Osteoarthritis is common in older feet, and may occur in the toes, midfoot area, and ankles. It develops when the cartilage that coats the ends of the bones in a joint wears away. With less cartilage, joints are not able to work smoothly and you may feel as if your bones are grating against each other as you flex your feet and ankles. People with diabetes are vulnerable to foot pain arising from neuropathy: a type of nerve damage caused by high blood sugar. Neuropathy can cause sharp pain, a tingling, burning sensation in the feet, and numbness that means you may not be aware of minor injuries to your feet. Because diabetes also affects blood circulation, these injuries may not heal, raising the risk of infection. Plantar fasciitis is an inflammation of the band of tissue that runs the length of the bottom of the foot, linking your toes to your heelbone and supporting the arch. It causes stabbing ‘start up’ pain in the heel area, especially first thing in the morning or after a period of rest. This improves with time, but can worsen again with prolonged weight bearing.

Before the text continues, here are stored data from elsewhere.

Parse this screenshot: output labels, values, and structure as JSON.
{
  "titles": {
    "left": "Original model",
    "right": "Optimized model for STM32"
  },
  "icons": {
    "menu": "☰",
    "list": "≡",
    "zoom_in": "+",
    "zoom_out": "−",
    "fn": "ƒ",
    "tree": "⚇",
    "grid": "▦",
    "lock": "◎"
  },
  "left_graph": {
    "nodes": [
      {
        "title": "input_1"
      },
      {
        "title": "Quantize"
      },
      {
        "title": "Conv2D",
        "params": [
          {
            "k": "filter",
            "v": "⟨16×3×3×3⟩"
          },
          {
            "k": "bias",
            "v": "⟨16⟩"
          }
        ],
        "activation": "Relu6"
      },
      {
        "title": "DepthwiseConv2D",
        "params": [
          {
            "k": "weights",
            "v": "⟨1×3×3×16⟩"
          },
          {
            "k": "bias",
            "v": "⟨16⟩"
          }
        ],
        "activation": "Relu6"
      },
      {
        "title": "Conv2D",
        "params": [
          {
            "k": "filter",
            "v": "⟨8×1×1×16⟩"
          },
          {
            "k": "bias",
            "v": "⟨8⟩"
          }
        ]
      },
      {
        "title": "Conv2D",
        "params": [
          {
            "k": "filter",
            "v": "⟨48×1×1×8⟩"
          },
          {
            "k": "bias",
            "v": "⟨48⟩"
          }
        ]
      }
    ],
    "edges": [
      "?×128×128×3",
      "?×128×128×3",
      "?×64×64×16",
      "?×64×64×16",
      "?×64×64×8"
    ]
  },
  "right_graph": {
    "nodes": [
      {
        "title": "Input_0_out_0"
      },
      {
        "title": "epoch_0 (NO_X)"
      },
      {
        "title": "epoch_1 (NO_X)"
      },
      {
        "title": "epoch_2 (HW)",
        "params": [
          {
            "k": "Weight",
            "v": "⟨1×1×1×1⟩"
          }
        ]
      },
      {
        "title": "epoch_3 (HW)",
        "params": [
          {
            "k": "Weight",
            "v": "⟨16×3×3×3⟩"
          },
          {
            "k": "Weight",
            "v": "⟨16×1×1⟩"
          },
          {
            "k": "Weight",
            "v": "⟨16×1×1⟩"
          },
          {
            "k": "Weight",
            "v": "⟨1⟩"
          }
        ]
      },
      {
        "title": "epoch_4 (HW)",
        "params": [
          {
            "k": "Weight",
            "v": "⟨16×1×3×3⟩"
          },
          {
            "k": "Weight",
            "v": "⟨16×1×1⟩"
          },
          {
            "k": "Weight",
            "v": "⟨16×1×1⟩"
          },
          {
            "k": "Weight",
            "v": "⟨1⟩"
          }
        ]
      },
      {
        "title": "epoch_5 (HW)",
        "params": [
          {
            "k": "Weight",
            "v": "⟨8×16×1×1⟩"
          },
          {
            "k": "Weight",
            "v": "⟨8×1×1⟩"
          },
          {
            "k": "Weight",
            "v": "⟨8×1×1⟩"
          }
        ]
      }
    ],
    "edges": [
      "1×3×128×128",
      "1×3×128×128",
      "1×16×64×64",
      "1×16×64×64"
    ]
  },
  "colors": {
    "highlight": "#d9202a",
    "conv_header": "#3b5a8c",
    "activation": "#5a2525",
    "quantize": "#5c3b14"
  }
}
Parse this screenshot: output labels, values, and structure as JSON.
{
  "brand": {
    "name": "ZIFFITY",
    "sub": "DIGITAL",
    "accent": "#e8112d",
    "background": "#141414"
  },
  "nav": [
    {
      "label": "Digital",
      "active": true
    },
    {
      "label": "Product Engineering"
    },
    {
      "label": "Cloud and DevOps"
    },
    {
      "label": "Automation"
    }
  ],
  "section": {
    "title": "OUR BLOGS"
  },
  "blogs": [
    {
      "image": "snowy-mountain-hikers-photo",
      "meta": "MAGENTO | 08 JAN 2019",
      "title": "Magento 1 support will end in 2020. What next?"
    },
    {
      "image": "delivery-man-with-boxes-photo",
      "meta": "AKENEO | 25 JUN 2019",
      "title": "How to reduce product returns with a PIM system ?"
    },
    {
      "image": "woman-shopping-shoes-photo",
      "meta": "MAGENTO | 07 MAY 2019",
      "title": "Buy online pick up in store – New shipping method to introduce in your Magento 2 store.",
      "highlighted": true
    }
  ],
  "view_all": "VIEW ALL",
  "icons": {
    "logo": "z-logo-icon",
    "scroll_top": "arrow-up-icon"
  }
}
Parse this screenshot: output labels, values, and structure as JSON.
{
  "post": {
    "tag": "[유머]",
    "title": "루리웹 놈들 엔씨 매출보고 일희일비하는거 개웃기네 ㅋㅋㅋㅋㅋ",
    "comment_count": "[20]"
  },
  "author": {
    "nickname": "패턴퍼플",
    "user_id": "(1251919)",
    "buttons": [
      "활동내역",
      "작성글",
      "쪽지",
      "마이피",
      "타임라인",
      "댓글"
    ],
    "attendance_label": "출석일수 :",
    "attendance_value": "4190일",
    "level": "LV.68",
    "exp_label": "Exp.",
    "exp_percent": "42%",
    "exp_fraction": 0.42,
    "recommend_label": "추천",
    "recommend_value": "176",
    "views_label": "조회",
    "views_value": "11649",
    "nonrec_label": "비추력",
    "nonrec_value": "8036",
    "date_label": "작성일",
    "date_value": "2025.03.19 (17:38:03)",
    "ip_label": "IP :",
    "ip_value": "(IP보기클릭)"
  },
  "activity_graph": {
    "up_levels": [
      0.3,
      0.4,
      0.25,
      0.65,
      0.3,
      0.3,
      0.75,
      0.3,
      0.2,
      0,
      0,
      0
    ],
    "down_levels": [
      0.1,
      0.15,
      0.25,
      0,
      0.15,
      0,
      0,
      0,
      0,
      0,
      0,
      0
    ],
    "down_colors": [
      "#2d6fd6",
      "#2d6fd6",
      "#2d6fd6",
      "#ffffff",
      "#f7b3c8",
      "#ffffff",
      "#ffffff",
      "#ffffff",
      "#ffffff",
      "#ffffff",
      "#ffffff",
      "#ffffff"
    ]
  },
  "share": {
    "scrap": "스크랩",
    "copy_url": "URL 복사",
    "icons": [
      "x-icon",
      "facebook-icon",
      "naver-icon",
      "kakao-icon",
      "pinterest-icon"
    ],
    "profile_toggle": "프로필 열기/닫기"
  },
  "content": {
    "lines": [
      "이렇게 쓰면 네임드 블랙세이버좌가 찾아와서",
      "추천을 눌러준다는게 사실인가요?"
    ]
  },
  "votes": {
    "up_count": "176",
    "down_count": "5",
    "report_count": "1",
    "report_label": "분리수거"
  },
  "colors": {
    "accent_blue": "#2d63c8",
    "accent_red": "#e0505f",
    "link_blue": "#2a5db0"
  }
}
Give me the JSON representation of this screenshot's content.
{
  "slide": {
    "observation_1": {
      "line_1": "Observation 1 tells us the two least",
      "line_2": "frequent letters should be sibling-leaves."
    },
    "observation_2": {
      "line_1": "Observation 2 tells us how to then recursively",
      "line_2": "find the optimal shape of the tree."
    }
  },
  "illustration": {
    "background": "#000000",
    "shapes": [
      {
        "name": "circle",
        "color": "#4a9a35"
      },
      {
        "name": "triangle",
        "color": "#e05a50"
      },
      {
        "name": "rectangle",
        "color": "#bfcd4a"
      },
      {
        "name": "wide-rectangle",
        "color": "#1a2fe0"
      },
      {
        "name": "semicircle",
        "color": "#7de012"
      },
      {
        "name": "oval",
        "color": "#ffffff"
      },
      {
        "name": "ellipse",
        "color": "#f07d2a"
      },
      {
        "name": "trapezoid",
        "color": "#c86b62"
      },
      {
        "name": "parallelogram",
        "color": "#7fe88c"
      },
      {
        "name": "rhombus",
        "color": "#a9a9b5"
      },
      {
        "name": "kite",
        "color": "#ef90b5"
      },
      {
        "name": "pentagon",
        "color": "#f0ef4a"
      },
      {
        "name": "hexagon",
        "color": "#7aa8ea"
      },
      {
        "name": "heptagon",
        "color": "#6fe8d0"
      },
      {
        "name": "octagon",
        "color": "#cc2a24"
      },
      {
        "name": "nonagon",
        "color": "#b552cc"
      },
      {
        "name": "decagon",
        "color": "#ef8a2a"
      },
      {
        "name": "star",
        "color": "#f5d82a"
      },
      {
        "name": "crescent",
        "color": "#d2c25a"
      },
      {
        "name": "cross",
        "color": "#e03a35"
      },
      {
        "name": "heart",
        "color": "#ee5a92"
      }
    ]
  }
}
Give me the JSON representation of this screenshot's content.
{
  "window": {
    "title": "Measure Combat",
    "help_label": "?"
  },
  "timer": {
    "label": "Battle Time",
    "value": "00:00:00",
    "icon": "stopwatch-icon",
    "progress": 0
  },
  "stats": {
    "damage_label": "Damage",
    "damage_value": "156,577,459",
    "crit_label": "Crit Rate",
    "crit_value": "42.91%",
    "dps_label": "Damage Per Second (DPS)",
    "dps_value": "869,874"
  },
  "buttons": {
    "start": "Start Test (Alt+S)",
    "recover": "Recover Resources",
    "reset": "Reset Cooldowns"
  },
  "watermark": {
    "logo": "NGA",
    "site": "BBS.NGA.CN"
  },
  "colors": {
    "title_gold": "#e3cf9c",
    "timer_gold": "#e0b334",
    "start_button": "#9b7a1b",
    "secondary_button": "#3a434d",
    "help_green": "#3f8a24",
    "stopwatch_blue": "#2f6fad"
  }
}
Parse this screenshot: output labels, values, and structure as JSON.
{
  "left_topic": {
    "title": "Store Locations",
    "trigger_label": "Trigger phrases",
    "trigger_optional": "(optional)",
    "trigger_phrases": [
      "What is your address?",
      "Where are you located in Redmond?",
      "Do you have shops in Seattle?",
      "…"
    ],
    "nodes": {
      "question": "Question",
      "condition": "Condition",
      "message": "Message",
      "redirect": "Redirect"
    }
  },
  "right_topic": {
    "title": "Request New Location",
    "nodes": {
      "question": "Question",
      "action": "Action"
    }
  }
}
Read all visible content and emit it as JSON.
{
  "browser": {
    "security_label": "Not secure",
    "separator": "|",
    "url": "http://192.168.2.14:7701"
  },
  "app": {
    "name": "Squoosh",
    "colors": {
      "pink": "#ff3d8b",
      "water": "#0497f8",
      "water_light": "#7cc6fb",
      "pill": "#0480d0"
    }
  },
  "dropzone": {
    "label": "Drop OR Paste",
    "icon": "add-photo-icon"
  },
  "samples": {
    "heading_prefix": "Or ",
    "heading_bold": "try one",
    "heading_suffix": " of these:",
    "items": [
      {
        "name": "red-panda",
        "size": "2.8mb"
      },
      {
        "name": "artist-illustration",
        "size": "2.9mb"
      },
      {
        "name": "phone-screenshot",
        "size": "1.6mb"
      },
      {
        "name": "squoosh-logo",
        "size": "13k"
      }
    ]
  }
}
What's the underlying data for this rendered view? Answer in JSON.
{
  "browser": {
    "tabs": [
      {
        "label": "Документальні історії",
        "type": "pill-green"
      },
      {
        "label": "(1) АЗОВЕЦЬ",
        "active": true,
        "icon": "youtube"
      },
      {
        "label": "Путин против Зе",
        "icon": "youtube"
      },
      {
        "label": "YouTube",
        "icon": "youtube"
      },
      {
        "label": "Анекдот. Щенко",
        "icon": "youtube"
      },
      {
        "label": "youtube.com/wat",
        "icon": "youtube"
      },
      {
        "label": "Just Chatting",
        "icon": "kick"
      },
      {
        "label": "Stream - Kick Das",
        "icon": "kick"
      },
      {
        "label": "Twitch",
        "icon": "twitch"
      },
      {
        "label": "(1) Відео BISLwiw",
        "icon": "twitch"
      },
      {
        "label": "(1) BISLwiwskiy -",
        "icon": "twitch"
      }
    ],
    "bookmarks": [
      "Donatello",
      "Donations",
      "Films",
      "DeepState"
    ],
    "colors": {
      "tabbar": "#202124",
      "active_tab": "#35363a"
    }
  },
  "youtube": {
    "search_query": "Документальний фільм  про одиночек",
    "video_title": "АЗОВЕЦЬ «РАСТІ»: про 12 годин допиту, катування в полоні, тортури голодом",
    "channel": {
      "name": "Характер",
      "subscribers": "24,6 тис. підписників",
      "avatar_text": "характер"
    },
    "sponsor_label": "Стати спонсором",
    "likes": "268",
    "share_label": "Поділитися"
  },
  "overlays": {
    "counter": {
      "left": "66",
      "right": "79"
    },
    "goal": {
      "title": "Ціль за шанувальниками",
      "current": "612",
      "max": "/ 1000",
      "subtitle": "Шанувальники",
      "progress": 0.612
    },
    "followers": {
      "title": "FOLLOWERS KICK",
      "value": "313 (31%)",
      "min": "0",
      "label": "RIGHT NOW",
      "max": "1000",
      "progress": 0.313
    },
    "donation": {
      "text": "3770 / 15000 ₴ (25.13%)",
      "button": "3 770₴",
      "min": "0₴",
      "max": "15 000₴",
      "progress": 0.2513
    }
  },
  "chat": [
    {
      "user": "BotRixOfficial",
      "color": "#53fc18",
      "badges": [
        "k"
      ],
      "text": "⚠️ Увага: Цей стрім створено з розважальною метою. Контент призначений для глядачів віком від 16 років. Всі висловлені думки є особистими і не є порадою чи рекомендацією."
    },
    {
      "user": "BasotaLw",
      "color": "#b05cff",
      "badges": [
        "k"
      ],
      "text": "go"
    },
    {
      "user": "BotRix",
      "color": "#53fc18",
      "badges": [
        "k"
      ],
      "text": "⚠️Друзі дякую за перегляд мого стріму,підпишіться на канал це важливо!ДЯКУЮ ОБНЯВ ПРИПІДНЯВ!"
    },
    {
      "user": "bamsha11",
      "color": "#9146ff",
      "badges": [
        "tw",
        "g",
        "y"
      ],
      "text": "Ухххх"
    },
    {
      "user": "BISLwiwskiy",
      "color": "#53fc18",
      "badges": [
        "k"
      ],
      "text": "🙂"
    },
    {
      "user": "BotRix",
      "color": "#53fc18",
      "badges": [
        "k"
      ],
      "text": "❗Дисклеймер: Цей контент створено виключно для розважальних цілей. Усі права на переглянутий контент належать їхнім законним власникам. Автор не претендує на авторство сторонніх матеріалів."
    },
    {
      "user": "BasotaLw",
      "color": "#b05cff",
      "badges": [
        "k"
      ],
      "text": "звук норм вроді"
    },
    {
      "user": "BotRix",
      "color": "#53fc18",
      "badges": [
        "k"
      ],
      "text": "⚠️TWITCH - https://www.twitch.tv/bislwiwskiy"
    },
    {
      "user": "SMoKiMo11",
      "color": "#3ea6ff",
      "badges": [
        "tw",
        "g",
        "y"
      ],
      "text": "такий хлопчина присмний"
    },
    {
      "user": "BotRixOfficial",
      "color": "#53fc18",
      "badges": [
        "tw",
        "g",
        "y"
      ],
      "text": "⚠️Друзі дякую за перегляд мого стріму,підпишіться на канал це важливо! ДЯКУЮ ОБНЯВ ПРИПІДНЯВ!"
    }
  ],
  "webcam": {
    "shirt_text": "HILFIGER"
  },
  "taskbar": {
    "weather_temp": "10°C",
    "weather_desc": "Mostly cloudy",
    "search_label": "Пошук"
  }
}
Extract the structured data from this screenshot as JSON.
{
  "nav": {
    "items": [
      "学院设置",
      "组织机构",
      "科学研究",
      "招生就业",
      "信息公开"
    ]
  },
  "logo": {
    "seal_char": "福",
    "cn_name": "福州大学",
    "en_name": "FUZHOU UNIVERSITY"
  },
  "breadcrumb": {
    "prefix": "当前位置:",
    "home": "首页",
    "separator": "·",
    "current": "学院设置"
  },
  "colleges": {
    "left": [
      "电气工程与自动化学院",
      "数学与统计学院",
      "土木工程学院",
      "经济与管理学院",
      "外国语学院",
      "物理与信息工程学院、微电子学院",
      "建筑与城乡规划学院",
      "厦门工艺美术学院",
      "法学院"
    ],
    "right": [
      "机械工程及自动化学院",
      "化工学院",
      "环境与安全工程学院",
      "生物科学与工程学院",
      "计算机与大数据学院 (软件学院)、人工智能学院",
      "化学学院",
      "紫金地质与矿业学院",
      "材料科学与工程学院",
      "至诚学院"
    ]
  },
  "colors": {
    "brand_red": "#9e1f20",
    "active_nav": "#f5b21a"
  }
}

Perhaps the best thing you can do to ensure your feet don’t hurt as you get older is to wear comfortable shoes that fit you properly. When shopping for shoes, do so late in the day, when your feet will have swelled to their largest, and get your feet professionally measured if possible. Try both shoes on, and make sure you have enough space to wiggle your toes. Walk about in the shoes for five to 10 minutes to make sure they are supportive and don’t slip up and down against your heel. Other foot-friendly strategies include trimming or filing your toenails straight across to prevent the corners from growing inwards and causing ingrown nails, and inspecting your feet weekly for calluses, redness, swelling, cracks in the skin, or sores. If you have diabetes, I recommend you have your doctor examine your feet at each appointment and get an annual checkup from a podiatrist once a year. If arthritis or another health issue is affecting your ability to reach your feet to check them and trim your toenails, see a podiatrist on a more regular basis to ensure that these routine footcare tasks are done. With a bit of care and attention to apart of the body that often is overlooked, you’ll be footloose instead of footsore!